Tunis – Nabil Zaghdoud
As Tunisia basks in the success of its own revolution that eventually spurred the Arab Spring, Tunisian media undergoes a difficult transitional period. In the former regime, the media was controlled by the government, resulting in major issues marginalised.
To reform this sector, and make it a true revolution media, new entities were promoted to reform the defected rules.
Arabstoday met with Kamal Obeidi, head of the National Media Reform Committee, to speak about the latest media reforms in Tunisia.
AT: Can the revolution be successful without establishing a free, impartial and independent media sector?
Obeidi: Revolution can only be completed with free media. Establishment of a free press requires more cooperation between journalists, because the challenges are great, especially because of the existence of former regime agents in state institutions. They hinder the process of reform so as to not lose what they obtained in the past.
AT: Recent appointments in a number of media institutions have raised resentments among journalists, what is the committee viewpoint on that?
Obeidi: We have released an official statement, to express that such decisions are the opposite of what should be happening in a democratic state. What is more surprising, is that these decisions did not stop at administrative positions, but reached editorial posts, reminiscent of the state controlled and censored media.

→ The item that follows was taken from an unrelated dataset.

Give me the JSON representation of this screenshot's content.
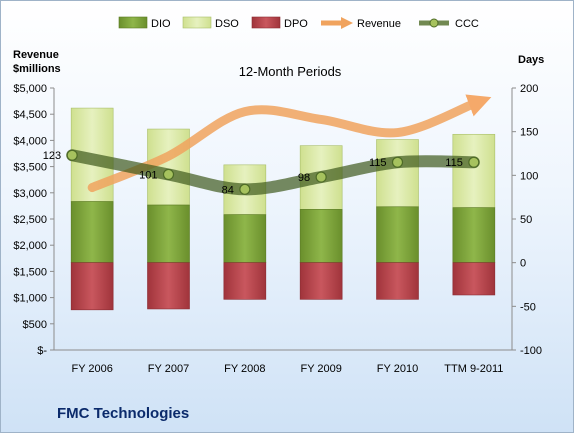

AT: You had two meetings with the president and the government regarding this subject- what happened?
Obeidi: They were very understanding of the importance of journalists electing their own editors. It was agreed to find effective solutions to the problems of the media sector, especially after the recent appointments. Intensive consultations shall be held between the government and press representatives, to reform Tunisian media.
AT: How do you assess the Tunisian media scene?
Obeidi: We can not deny the positive change, especially on the level of freedom of the press. Red lines that led journalists and human rights activists to prison during Ben Ali regime, have disappeared.
There is a great effort by many journalists to do their job according to professional and ethical standards, but there is a need for more training and skill-development, as a restrained media cannot be totally liberated in a few months.
AT: To what extent has the media answered the anticipation of the public?
Obeidi: Our road is not paved with roses, but it is full of thorns and obstacles that must be removed. Reform requires new legislation, since most public and private institutions were used for furthering agendas by the former regime.
AT: The National Media Reform Committee has provided several proposals to the new government to reform media. Could you tell us some of these proposals?
Obeidi: We can not issue a recommendation only a few months after initiating the committee work. That's why we are meeting with Tunisian and international media experts to write our final report.
AT: To what extent does your task of reform seem difficult?
Obeidi: This is part of the recommendations to be ready in a few weeks which will shed light on the status of the sector. There are also new laws of freedom of press, publishing audio and televised media that is yet to be issued.
AT: What are the committee's demands?
Obeidi: We are asking for rapid issuance of laws that shall protect the press. The committee is liberal, and keen to ensure the independence of media institutions and reduce the interference of the executive power in media work.